The occupational beliefs of teachers in the public kindergarten were relatively stable. Although most public kindergarten teachers had stable posts, there remained hidden attrition. In the interviews, more than 90% of the public kindergarten teachers thought their work was well-organized, and their income was stable, representing a relatively satisfactory situation. Seventy-five percent of the teachers felt that they had development opportunities, a sense of achievement in their work, and self-worth. Although many public kindergarten teachers felt that they should perform well after choosing this occupation, most indicated that they were working under great pressure. Some teachers experienced job burnout.

Private kindergarten: Characterized by frustration

The occupational beliefs of teachers in the private kindergartens were unsound. The turnover of teachers in the private kindergarten was high, and some in-service teachers considered leaving. In the interviews, more than 85% of the private kindergarten teachers complained that their workload was not proportional to their income and that their career development was not guaranteed. More than half of the teachers said that kindergarten administrators did not understand their work or any suggestions they made. Furthermore, these teachers thought some parents regarded them as “omnipotent nannies.” Given the dissatisfaction with salaries and working conditions, some private kindergarten teachers said they would prefer an amount of “work” consistent with their employment status, and a considerable number of private kindergarten teachers said they had thought of leaving or planned to leave their current job.

Discussion

Based on grounded theory, this study explored a model of kindergarten teachers’ occupational beliefs and investigated these beliefs concerning a matrix of four core elements: Occupational cognition was the basis of occupational beliefs, occupational endurance was an important factor in occupational beliefs, occupational expectations were the internal driving force in the formation of occupational beliefs, and occupational intentions were the fundamental embodiment of the formation of occupational beliefs. The occupational beliefs among teachers in public and private kindergartens had different characteristics. Overall, the occupational beliefs among teachers in public kindergartens were relatively positive and stable, while those in private kindergartens were relatively negative and unstable.

Through the coding analysis and inductive generalization, the current study obtained four core elements of kindergarten teachers’ occupational beliefs: occupational cognition, occupational endurance, occupational expectation, and occupational intention.

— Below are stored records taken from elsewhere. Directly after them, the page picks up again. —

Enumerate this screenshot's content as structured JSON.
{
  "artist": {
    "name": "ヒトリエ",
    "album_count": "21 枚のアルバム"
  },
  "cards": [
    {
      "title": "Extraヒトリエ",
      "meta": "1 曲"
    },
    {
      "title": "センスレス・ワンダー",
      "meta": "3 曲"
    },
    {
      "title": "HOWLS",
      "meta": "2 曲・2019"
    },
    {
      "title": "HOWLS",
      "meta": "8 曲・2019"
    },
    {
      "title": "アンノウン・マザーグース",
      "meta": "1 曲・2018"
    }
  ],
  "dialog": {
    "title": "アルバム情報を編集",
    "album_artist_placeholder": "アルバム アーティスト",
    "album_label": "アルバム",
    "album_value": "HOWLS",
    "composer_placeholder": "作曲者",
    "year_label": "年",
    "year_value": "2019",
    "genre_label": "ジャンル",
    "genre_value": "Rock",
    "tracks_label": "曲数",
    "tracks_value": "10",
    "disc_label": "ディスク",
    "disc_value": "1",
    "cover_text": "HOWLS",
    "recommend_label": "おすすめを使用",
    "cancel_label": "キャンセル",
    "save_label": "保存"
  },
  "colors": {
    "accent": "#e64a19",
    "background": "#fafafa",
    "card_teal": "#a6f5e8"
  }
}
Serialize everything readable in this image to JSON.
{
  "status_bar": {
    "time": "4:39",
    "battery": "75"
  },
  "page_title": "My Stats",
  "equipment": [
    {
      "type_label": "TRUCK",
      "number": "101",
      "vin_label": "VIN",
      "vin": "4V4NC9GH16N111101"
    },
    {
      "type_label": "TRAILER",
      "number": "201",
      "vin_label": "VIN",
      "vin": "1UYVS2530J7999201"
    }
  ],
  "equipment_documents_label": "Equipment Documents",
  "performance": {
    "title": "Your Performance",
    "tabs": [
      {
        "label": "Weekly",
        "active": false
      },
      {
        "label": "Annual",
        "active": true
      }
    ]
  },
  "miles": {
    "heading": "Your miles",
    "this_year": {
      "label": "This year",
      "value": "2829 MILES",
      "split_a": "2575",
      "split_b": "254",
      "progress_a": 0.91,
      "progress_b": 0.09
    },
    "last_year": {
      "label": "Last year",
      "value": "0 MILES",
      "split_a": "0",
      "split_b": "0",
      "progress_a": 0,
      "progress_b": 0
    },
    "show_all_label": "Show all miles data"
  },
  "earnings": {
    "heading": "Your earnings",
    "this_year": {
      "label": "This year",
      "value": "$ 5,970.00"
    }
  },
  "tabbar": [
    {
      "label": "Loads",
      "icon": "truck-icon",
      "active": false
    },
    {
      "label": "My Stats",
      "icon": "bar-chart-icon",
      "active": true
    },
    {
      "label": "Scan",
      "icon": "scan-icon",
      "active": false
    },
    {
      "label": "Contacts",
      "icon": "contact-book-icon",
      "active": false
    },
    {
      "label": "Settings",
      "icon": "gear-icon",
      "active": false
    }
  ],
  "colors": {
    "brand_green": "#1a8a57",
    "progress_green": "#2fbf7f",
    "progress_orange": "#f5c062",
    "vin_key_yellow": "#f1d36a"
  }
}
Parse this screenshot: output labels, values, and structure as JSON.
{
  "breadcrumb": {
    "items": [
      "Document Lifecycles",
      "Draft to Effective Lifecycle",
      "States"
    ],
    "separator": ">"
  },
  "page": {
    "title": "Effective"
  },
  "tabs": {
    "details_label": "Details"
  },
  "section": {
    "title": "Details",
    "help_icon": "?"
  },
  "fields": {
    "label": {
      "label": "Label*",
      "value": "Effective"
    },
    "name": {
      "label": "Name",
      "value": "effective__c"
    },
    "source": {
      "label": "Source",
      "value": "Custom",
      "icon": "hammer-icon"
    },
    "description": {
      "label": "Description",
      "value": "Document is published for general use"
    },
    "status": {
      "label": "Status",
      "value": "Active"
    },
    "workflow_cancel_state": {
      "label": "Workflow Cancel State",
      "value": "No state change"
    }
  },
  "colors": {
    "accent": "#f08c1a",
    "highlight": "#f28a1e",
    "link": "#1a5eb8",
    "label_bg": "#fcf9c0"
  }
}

This result is consistent with the dimensions of teachers’ occupational beliefs extracted by Quinn (2011). Most teachers were aware of the important role of their educator-related knowledge and skills. Teachers with different occupational beliefs differed in their emotional response to teaching, the role of responsibility, coping mechanisms for stress, and attitudes toward career development. Unlike Quinn’s (2011) study, the current study did not extract information on gonghui (similar to the concept of “teachers’ unions” in a western context). Diverse cultural backgrounds may influence such unions. Although there are gonghui in kindergartens in China, these did not play a practical support role in the teachers’ activities. Accordingly, they received relatively little attention from the teachers. By contrast, He (2013) proposed a binary structure framework in which teachers’ competence and professional preferences were considered the core elements of occupational beliefs. The model of kindergarten teachers’ occupational beliefs in this study not only focused on teachers’ cognition and competencies but also considered teachers’ expectations and intentions when engaging in their careers. Thus, the current model better reflects kindergarten teachers’ occupational beliefs.

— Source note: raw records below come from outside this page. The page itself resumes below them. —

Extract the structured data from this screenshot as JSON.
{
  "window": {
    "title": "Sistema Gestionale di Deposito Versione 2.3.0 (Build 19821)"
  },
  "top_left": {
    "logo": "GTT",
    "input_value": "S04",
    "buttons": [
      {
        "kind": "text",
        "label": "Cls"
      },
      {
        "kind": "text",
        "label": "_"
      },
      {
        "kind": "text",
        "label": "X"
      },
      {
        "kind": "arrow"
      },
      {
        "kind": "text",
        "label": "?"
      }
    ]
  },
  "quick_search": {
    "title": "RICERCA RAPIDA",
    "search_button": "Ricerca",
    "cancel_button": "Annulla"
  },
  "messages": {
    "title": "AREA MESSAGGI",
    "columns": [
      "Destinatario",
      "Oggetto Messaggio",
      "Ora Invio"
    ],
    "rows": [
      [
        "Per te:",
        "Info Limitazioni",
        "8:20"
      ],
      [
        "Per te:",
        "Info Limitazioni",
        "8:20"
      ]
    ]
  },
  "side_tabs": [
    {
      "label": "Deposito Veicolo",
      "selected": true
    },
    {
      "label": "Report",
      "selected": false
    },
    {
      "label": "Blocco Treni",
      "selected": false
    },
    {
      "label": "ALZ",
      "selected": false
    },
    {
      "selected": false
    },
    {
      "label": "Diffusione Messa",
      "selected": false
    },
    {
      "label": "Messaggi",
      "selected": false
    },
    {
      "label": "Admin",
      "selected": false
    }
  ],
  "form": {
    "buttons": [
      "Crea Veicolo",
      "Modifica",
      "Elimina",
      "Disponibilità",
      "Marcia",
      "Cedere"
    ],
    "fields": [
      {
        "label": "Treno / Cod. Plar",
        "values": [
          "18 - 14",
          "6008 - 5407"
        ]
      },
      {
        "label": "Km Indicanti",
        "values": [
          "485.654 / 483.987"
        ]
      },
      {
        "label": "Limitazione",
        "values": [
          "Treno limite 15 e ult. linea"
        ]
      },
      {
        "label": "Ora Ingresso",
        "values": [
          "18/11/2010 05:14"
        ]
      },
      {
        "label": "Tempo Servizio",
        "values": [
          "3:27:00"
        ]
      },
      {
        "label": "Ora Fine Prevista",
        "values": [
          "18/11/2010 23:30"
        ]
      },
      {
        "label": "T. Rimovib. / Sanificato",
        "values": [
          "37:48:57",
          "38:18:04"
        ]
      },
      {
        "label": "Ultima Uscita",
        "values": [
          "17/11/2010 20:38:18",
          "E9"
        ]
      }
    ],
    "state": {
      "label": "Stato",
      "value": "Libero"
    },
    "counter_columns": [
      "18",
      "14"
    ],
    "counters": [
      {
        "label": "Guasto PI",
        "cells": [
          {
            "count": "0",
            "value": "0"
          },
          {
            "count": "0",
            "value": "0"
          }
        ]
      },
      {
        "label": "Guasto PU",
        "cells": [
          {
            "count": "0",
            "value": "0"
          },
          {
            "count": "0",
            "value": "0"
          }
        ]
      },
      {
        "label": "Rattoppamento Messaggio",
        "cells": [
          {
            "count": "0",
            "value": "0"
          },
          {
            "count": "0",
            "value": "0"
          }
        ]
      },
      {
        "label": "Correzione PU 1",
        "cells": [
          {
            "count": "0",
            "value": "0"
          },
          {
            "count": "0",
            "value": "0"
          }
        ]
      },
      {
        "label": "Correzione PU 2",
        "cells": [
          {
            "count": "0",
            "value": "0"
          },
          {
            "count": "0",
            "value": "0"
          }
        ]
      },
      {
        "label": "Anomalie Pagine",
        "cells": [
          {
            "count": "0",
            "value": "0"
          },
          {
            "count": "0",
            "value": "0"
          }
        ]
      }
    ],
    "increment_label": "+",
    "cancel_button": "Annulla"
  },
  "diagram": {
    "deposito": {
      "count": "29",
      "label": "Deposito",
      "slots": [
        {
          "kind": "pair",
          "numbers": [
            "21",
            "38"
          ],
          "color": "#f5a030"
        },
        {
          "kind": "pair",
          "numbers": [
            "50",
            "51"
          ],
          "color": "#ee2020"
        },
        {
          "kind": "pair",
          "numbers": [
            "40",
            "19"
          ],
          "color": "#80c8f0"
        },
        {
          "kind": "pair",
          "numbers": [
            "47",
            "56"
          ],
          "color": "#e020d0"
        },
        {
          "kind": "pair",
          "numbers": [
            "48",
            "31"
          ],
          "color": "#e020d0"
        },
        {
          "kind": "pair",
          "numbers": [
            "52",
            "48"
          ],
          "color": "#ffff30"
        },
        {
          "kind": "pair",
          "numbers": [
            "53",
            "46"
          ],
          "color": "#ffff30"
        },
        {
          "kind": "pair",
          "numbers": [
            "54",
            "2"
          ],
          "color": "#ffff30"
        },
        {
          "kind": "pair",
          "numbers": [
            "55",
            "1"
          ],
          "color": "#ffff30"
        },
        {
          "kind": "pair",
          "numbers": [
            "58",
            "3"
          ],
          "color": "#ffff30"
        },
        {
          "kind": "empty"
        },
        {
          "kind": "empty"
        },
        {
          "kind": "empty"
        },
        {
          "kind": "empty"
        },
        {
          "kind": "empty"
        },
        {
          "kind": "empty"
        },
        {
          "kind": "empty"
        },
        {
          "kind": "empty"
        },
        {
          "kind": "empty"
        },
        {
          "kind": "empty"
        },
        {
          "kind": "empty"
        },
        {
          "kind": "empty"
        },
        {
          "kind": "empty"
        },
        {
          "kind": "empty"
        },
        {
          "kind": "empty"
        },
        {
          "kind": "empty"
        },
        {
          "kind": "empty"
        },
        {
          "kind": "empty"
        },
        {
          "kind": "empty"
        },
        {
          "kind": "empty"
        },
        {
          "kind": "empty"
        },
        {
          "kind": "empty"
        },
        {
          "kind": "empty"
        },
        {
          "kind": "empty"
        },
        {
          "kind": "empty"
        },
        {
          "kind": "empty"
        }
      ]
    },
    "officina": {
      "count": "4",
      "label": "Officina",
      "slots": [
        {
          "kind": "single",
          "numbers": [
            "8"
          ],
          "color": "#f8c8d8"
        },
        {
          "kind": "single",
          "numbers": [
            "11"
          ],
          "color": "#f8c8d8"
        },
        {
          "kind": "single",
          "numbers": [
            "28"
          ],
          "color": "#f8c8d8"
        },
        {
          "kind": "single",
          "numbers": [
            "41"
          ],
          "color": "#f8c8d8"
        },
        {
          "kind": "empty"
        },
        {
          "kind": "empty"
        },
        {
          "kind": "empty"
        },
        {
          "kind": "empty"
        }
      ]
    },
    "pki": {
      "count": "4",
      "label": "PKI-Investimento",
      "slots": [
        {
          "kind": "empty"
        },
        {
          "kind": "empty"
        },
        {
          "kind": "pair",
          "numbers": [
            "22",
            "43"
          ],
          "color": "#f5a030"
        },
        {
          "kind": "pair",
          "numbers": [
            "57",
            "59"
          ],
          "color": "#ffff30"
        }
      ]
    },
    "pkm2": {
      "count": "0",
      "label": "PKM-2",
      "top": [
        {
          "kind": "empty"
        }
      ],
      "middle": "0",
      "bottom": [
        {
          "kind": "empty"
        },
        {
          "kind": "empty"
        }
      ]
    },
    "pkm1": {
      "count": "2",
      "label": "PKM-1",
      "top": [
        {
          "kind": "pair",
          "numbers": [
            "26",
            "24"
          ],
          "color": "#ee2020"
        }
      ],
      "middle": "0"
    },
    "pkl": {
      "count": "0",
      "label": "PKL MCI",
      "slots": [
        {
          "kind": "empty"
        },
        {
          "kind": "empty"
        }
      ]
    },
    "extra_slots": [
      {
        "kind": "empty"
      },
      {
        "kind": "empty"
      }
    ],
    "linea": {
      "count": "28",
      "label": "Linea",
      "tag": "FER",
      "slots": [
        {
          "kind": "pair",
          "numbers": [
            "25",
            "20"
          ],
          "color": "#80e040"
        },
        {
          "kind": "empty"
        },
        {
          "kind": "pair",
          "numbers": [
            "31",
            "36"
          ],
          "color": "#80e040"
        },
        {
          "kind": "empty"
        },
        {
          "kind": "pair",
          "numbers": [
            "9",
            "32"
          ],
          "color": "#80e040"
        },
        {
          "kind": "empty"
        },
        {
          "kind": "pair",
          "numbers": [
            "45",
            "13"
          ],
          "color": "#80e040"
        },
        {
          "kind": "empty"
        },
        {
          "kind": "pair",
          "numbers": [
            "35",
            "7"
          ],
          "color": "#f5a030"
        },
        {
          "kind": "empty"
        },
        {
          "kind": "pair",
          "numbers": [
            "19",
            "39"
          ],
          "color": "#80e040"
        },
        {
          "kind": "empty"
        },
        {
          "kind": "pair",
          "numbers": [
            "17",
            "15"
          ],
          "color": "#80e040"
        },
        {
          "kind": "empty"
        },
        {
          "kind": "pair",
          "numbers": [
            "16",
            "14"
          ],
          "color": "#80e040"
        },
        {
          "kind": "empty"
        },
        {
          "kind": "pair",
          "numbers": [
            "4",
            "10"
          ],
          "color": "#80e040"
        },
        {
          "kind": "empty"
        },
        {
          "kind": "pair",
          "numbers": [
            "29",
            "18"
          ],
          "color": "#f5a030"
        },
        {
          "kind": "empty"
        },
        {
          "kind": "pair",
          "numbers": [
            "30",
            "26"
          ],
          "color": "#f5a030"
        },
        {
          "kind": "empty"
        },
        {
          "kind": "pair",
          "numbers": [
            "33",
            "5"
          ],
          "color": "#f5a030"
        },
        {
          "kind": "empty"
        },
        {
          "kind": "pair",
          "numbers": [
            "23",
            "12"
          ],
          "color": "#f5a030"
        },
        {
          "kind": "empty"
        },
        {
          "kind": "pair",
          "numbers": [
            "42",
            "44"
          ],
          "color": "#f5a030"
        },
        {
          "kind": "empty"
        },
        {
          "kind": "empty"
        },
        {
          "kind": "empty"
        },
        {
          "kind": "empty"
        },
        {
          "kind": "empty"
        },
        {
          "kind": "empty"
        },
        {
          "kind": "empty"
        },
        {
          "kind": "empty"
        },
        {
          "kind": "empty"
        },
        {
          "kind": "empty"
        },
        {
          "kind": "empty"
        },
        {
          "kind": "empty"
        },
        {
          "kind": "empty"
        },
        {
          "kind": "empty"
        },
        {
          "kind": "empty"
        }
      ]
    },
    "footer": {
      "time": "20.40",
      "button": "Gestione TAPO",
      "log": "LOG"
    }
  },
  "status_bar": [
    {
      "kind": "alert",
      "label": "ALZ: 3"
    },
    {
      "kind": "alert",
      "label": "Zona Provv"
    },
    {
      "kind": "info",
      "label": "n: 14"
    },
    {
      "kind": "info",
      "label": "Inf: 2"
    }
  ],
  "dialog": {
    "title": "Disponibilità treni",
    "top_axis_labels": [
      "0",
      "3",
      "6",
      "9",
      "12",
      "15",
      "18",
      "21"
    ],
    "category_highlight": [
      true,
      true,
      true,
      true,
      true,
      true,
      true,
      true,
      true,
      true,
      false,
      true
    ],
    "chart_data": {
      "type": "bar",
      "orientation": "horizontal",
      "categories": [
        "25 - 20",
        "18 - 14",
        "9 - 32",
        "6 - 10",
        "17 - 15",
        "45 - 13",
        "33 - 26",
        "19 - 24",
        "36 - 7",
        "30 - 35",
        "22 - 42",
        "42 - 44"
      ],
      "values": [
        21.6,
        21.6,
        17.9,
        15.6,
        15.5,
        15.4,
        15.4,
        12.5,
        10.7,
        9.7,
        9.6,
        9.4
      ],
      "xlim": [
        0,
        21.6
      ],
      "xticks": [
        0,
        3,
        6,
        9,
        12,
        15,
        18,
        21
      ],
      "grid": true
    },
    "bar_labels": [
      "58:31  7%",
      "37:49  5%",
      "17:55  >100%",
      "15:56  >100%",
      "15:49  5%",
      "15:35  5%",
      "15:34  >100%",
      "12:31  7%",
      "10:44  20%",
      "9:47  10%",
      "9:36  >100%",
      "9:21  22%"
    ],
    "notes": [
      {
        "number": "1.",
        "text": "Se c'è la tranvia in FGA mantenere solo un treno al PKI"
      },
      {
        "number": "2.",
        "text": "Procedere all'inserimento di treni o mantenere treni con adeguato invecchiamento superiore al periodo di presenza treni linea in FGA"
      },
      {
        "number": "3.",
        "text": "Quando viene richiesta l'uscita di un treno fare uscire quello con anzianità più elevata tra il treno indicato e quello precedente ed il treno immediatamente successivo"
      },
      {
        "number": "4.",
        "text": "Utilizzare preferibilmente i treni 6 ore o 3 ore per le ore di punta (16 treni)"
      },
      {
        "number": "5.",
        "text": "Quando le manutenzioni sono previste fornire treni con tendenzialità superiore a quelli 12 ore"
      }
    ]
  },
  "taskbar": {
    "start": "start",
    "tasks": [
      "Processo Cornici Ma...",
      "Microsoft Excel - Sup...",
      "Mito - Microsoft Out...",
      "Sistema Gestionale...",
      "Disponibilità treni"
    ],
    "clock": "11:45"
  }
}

Although some researchers have equated teachers’ beliefs with their occupational beliefs (Basckin et al., 2021), the two differ in connotation and extension (Chen, 2009; Cui, 2012). Some researchers have considered teacher beliefs as an internal perspective or attitude informed by nature, society, and education (Zhao, 2004). Its extension is relatively comprehensive, including life, educational, and occupational beliefs (Chen, 2009). At the same time, teachers’ occupational beliefs emphasize teachers’ attitudes toward their occupation. This aspect involves their identification with, positive evaluation of, and perception of the occupation (Wang, 2000). In this study, kindergarten teachers’ occupational beliefs were primarily reflected in four aspects: occupational cognition, occupational endurance, occupational expectation, and occupational intention. These findings further clarify the structural content of kindergarten teachers’ occupational beliefs and help distinguish their beliefs concerning their core elements.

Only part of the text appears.